Florida has long played muse to a certain kind of songwriter — your Jimmy Buffetts, your Bertie Higginses — but it may come as a surprise that a sunny day poolside at a Clearwater motel was the birthplace of the Rolling Stones’ breakthrough hit, “Satisfaction.” Or so Keith Richards claimed in his 2010 memoir.

Which fans the flames of intrigue for a show now at the Orlando Museum of Art.

The British Invasion is a collection of pictures taken by Bob Bonis, American tour manager for the Stones from 1964 to ’66. The snaps he took, mostly unpublished during his life, revel in and reveal his intimate access to the band, showing Mick, Keith and the boys not just performing and recording, but also in unguarded moments of downtime – like that fateful day by the pool.

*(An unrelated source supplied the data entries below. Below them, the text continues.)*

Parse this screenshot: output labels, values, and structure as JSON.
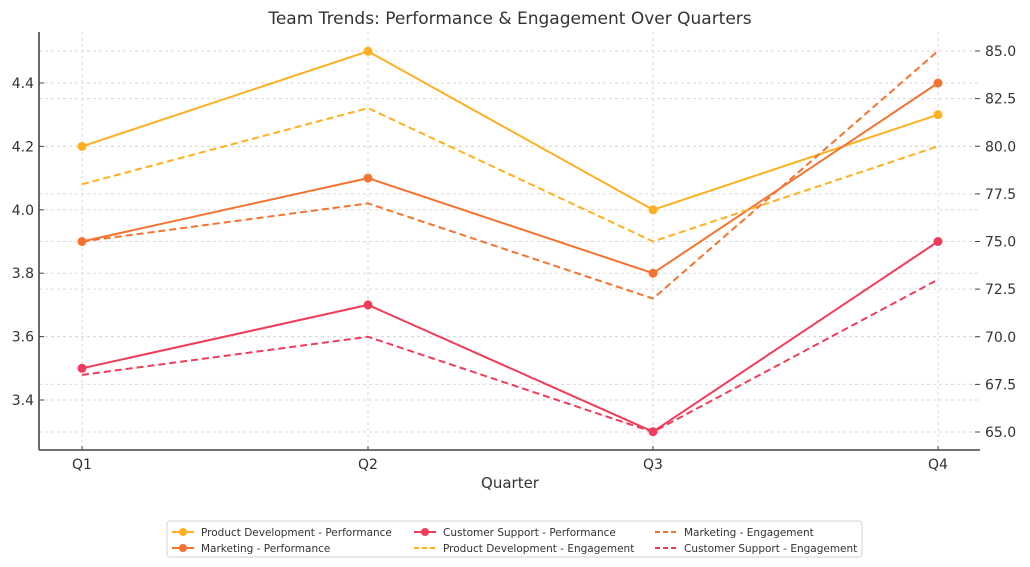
{
  "chart_data": {
    "type": "line",
    "title": "Team Trends: Performance & Engagement Over Quarters",
    "xlabel": "Quarter",
    "ylabel_left": "",
    "ylabel_right": "",
    "categories": [
      "Q1",
      "Q2",
      "Q3",
      "Q4"
    ],
    "ylim_left": [
      3.25,
      4.55
    ],
    "ylim_right": [
      64.0,
      85.7
    ],
    "yticks_left": [
      3.4,
      3.6,
      3.8,
      4.0,
      4.2,
      4.4
    ],
    "ytick_labels_left": [
      "3.4",
      "3.6",
      "3.8",
      "4.0",
      "4.2",
      "4.4"
    ],
    "yticks_right": [
      65.0,
      67.5,
      70.0,
      72.5,
      75.0,
      77.5,
      80.0,
      82.5,
      85.0
    ],
    "ytick_labels_right": [
      "65.0",
      "67.5",
      "70.0",
      "72.5",
      "75.0",
      "77.5",
      "80.0",
      "82.5",
      "85.0"
    ],
    "grid": true,
    "legend_position": "bottom-center",
    "series": [
      {
        "name": "Product Development - Performance",
        "axis": "left",
        "style": "solid",
        "marker": true,
        "color": "#FFB020",
        "values": [
          4.2,
          4.5,
          4.0,
          4.3
        ]
      },
      {
        "name": "Marketing - Performance",
        "axis": "left",
        "style": "solid",
        "marker": true,
        "color": "#F57330",
        "values": [
          3.9,
          4.1,
          3.8,
          4.4
        ]
      },
      {
        "name": "Customer Support - Performance",
        "axis": "left",
        "style": "solid",
        "marker": true,
        "color": "#F03C5A",
        "values": [
          3.5,
          3.7,
          3.3,
          3.9
        ]
      },
      {
        "name": "Product Development - Engagement",
        "axis": "right",
        "style": "dashed",
        "marker": false,
        "color": "#FFB020",
        "values": [
          78,
          82,
          75,
          80
        ]
      },
      {
        "name": "Marketing - Engagement",
        "axis": "right",
        "style": "dashed",
        "marker": false,
        "color": "#F57330",
        "values": [
          75,
          77,
          72,
          85
        ]
      },
      {
        "name": "Customer Support - Engagement",
        "axis": "right",
        "style": "dashed",
        "marker": false,
        "color": "#F03C5A",
        "values": [
          68,
          70,
          65,
          73
        ]
      }
    ],
    "legend_order": [
      "Product Development - Performance",
      "Marketing - Performance",
      "Customer Support - Performance",
      "Product Development - Engagement",
      "Marketing - Engagement",
      "Customer Support - Engagement"
    ]
  }
}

Writing about the photos last year in The Paris Review, John Jeremiah Sullivan theorized that it wasn’t just Florida, but a certain blonde there that inspired Mick Jagger’s lyrics – a leap of fancy combining Keith’s remembrance and a newspaper report the next day claiming an 18-year-old girl made it past motel security to spend time with the band. Sullivan sees her wrist in the corner of one photo, the curve of her knee in another.

Is it all a figment of the writer’s imagination? No one can say for sure, so you might as well go and form your own reaction.

The British Invasion is at OMA until January 3rd.